AWS outage affecting some Darwin services

Incident Report for DarwinCX

Postmortem

Some Darwin services were affected by an AWS outage. This included delays in our reporting and some scheduled jobs, signing into our app, etc. Below is the latest summary that AWS has provided…

Between 11:49 PM PDT on October 19 and 2:24 AM PDT on October 20, we experienced increased error rates and latencies for AWS Services in the US-EAST-1 Region. Additionally, services or features that rely on US-EAST-1 endpoints such as IAM and DynamoDB Global Tables also experienced issues during this time.
At 12:26 AM on October 20, we identified the trigger of the event as DNS resolution issues for the regional DynamoDB service endpoints. After resolving the DynamoDB DNS issue at 2:24 AM, services began recovering but we had a subsequent impairment in the internal subsystem of EC2 that is responsible for launching EC2 instances due to its dependency on DynamoDB.
As we continued to work through EC2 instance launch impairments, Network Load Balancer health checks also became impaired, resulting in network connectivity issues in multiple services such as Lambda, DynamoDB, and CloudWatch. We recovered the Network Load Balancer health checks at 9:38 AM. As part of the recovery effort, we temporarily throttled some operations such as EC2 instance launches, processing of SQS queues via Lambda Event Source Mappings, and asynchronous Lambda invocations.
Over time we reduced throttling of operations and worked in parallel to resolve network connectivity issues until the services fully recovered. By 3:01 PM, all AWS services returned to normal operations. Some services such as AWS Config, Redshift, and Connect continue to have a backlog of messages that they will finish processing over the next few hours.

Posted Oct 21, 2025 - 14:30 UTC

Resolved

all AWS services returned to normal operations. Some services such as AWS Config, Redshift, and Connect continue to have a backlog of messages that they will finish processing over the next few hours.
Posted Oct 21, 2025 - 03:20 UTC

Update

We are experiencing delays in reporting and some scheduled jobs due to the AWS outage.

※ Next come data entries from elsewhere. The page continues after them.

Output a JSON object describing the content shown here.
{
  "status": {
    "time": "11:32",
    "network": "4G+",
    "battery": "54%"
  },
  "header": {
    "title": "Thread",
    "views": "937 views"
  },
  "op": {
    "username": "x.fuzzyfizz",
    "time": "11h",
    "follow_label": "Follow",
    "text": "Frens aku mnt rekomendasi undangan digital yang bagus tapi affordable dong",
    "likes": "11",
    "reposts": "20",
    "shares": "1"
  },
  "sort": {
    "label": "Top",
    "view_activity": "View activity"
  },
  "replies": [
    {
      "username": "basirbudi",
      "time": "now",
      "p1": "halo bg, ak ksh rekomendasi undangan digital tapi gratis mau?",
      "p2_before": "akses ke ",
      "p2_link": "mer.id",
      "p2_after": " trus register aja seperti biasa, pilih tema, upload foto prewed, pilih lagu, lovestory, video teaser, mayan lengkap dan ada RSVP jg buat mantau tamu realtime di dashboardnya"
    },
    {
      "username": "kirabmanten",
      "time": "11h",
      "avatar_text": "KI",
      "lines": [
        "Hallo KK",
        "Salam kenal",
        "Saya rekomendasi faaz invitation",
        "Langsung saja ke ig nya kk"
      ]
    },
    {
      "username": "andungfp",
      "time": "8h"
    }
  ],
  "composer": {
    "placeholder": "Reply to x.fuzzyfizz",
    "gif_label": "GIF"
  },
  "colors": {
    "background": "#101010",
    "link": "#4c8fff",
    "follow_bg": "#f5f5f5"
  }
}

Latest update from AWS: Service recovery across all AWS services continues to improve. We continue to reduce throttles for new EC2 Instance launches in the US-EAST-1 Region that were put in place to help mitigate impact. Lambda invocation errors have fully recovered and function errors continue to improve. We have scaled up the rate of polling SQS queues via Lambda Event Source Mappings to pre-event levels.
Posted Oct 20, 2025 - 21:22 UTC

Update

We are experiencing delays in reporting and some scheduled jobs due to the AWS outage.

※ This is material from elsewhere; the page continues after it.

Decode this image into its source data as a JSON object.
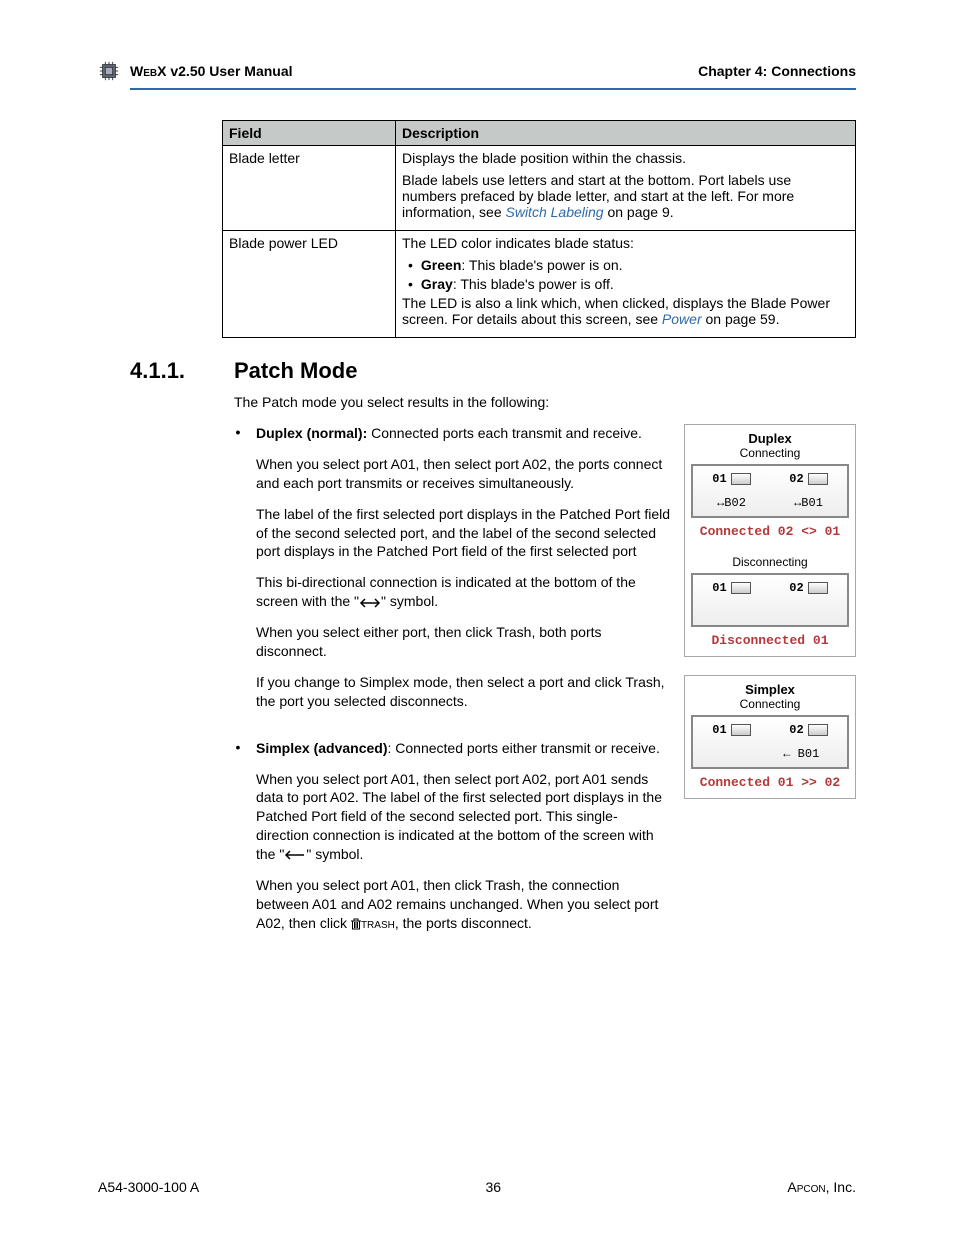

Latest update from AWS: We have taken additional mitigation steps to aid the recovery of the underlying internal subsystem responsible for monitoring the health of our network load balancers and are now seeing connectivity and API recovery for AWS services. We have also identified and are applying next steps to mitigate throttling of new EC2 instance launches.
Posted Oct 20, 2025 - 18:34 UTC

Update

We are experiencing delays in reporting and some scheduled jobs due to the AWS outage.

Latest update from AWS: We have narrowed down the source of the network connectivity issues that impacted AWS Services. The root cause is an underlying internal subsystem responsible for monitoring the health of our network load balancers. We are throttling requests for new EC2 instance launches to aid recovery and actively working on mitigations.
Posted Oct 20, 2025 - 16:06 UTC

Update

We are experiencing delays in reporting and some scheduled jobs due to the AWS outage
Posted Oct 20, 2025 - 15:56 UTC

Update

Latest updates from AWS: We have confirmed multiple AWS services experienced network connectivity issues in the US-EAST-1 Region. We are seeing early signs of recovery for the connectivity issues and are continuing to investigate the root cause.
We can confirm significant API errors and connectivity issues across multiple services in the US-EAST-1 Region. We are investigating and will provide further update in 30 minutes or soon if we have additional information.
Posted Oct 20, 2025 - 15:22 UTC

Identified

Latest update from AWS: We continue to observe recovery across most of the affected AWS Services. We can confirm global services and features that rely on US-EAST-1 have also recovered. We continue to work towards full resolution and will provide updates as we have more information to share.
Posted Oct 20, 2025 - 14:08 UTC
This incident affected: AWS (AWS cloudfront).